Police estimated the turnout at 15,000 – well below the 500,000 announced by organizers as they urged a “free day” after months of viral restrictions.
“We are the second wave,” some shouted as protesters made their way to the Brandenburg Gate while others called for “resistance”, calling the pandemic “the biggest conspiracy theory”.
Few of the protesters wore masks or met the five-foot (1.5-meter) social distancing requirement, an AFP reporter reported, although police called them by megaphone to do so.
Berlin police revealed on Twitter that they had launched legal action against the organizers for “non-compliance with hygiene rules”.
A handful of people staged a counter-demonstration. Calling themselves “grandmothers against the extreme right”, they launched insults against “Nazi” demonstrators.
The “Freedom Day” slogan for the protest echoes the title of a 1935 documentary by Nazi-era film producer Leni Riefenstahl about a party conference by Hitler’s German National Socialist Workers Party.
Several politicians have spoken out against the protest as Germany seeks to minimize transmission of COVID-19, with the virus killing just over 9,000 on Saturday – a toll far lower than its neighbors.
Saskia Esken of the Social Democrats, a junior coalition partner in Angela Merkel’s government, called the protesters “Covidiots”.
In a tweet, Esken insulted, “No distancing, no mask. They not only endanger our health but also our success against the pandemic as well as economic recovery, education and society. Irresponsible! “.

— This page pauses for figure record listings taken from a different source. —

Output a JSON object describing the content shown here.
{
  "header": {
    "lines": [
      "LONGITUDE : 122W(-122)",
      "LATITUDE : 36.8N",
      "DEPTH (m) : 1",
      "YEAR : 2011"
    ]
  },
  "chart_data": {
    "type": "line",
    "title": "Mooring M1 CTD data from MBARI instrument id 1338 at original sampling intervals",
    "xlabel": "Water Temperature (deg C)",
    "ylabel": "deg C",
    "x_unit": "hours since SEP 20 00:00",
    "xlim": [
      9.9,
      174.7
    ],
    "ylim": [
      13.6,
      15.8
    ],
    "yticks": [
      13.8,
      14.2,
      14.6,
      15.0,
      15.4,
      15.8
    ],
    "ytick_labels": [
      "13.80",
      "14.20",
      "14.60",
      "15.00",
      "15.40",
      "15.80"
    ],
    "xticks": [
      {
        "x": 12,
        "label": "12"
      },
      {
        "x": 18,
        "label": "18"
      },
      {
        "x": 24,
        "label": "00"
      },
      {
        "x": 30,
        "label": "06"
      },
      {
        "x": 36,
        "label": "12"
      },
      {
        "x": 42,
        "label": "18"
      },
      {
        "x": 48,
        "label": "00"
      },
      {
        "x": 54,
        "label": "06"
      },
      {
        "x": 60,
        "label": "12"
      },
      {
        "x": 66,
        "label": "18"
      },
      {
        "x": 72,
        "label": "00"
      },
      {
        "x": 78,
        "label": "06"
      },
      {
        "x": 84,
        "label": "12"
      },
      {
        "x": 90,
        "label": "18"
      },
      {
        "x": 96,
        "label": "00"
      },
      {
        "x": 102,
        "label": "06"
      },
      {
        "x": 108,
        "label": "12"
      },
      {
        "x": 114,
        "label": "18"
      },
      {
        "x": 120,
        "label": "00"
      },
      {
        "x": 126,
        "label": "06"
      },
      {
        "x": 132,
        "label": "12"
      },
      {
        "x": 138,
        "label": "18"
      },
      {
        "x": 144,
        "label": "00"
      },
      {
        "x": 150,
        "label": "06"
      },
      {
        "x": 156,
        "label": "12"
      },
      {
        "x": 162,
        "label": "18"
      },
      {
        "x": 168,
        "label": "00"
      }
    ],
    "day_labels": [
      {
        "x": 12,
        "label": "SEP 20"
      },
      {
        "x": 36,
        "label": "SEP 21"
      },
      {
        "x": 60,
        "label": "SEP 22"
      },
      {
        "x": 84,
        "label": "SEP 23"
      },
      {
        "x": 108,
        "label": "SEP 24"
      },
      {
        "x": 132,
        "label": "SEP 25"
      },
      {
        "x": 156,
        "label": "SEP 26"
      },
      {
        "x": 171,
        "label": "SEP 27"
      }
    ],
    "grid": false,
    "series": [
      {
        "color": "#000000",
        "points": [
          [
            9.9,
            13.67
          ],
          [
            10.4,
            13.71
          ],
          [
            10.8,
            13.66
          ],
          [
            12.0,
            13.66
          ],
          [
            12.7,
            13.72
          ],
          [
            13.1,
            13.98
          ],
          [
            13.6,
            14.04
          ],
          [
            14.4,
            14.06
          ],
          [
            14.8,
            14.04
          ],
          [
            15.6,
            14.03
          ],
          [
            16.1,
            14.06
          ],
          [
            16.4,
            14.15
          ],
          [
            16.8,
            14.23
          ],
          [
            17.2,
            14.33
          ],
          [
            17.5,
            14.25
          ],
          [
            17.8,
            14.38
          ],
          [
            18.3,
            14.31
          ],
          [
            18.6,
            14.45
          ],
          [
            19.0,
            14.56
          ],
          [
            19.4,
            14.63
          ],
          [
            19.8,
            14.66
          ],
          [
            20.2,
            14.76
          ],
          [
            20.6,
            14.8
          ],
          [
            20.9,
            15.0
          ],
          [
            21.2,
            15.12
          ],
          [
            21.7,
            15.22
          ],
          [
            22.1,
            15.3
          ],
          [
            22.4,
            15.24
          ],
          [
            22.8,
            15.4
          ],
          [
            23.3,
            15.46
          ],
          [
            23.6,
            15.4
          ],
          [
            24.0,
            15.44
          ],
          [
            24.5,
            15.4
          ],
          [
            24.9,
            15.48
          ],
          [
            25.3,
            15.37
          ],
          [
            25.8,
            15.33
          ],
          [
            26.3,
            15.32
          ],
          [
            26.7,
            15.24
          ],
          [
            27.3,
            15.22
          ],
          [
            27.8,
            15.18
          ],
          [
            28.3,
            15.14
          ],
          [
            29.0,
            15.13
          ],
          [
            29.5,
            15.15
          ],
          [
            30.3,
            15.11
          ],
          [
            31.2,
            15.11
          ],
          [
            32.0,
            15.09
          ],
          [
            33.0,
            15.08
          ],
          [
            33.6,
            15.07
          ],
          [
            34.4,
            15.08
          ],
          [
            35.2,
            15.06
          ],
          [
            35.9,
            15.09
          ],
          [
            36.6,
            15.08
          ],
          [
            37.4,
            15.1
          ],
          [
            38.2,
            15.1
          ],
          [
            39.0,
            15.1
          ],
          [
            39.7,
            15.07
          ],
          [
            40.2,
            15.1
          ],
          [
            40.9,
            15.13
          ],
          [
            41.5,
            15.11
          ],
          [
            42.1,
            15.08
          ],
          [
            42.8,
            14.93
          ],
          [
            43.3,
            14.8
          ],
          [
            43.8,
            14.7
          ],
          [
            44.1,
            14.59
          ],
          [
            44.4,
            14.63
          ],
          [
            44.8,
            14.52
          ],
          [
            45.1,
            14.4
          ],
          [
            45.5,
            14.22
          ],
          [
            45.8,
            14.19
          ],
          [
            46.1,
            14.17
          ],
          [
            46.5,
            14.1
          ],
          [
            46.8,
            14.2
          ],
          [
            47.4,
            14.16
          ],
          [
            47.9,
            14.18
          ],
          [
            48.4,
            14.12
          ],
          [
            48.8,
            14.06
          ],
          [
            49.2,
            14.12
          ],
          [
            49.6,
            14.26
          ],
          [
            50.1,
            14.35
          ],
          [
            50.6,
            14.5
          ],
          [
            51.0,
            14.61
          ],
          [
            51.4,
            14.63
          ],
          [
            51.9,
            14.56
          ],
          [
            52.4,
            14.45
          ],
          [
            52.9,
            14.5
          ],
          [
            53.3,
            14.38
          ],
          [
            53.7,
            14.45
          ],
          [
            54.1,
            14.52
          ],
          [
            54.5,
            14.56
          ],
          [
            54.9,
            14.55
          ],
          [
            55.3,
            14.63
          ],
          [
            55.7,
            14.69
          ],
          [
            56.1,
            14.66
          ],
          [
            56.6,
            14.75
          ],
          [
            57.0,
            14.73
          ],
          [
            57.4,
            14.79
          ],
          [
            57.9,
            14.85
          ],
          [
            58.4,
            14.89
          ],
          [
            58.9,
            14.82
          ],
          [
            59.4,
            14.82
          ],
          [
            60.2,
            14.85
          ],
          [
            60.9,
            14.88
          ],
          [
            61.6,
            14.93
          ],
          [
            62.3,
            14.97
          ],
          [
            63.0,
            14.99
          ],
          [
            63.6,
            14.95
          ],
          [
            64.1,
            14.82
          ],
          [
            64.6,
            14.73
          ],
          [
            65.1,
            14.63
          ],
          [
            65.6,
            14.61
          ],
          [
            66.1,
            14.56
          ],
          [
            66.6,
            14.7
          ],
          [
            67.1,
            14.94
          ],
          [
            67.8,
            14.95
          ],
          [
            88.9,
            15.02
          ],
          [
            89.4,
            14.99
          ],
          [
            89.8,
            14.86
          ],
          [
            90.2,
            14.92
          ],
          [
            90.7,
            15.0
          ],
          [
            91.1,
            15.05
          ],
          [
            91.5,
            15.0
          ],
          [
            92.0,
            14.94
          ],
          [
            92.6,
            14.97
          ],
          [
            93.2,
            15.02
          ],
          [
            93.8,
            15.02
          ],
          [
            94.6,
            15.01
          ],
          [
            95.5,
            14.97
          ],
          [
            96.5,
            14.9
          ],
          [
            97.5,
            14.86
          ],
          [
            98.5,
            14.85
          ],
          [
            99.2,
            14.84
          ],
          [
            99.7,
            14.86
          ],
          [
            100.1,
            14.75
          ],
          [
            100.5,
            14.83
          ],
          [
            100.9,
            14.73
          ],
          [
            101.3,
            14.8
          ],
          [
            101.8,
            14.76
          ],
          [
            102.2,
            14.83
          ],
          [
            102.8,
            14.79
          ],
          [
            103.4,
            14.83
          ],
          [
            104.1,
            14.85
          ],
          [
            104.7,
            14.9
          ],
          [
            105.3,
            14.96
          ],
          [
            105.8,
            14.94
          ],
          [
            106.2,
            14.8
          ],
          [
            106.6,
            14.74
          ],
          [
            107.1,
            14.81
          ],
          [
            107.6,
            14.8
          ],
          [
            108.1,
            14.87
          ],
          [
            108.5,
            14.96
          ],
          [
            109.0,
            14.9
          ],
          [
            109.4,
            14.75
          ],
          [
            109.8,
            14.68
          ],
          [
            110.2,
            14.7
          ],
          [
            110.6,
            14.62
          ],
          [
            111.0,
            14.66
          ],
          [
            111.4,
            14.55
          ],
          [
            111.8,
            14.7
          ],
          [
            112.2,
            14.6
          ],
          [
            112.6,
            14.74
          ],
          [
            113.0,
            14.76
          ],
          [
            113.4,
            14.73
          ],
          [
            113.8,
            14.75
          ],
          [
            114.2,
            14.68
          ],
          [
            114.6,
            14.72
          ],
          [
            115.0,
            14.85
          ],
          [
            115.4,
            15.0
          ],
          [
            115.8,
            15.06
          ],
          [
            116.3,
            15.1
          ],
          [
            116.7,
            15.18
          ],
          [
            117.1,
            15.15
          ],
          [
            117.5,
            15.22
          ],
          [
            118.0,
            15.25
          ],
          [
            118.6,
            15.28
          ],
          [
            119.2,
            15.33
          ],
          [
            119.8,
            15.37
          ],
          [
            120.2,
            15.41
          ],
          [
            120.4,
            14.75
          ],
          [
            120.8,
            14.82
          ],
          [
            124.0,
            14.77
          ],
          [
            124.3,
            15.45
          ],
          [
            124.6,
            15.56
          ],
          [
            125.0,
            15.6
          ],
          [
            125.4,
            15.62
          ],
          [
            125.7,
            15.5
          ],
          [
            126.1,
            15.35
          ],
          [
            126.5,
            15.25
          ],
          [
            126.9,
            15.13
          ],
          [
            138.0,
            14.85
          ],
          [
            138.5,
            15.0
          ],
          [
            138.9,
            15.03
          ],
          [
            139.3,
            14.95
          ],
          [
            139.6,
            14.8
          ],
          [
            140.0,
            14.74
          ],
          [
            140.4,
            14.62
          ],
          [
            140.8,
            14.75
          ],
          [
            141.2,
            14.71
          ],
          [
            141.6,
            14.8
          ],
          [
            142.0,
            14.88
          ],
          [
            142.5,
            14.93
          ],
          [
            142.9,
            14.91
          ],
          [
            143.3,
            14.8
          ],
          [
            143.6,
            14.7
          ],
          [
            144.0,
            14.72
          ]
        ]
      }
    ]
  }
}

Jan Redmann, regional leader of Merkel’s Christian Democrats in eastern Brandenburg state, also targeted the marchers.
“Still a thousand new infections a day and in Berlin there are protests against anti-virus measures? We can no longer afford this dangerous nonsense, ”complained Redmann.
Despite Germany’s comparatively low toll, authorities are concerned about the rise in infections in recent weeks.
Saturday saw 955 new infections – a level the country had not seen since May 9, according to the Robert Koch Institute of Health.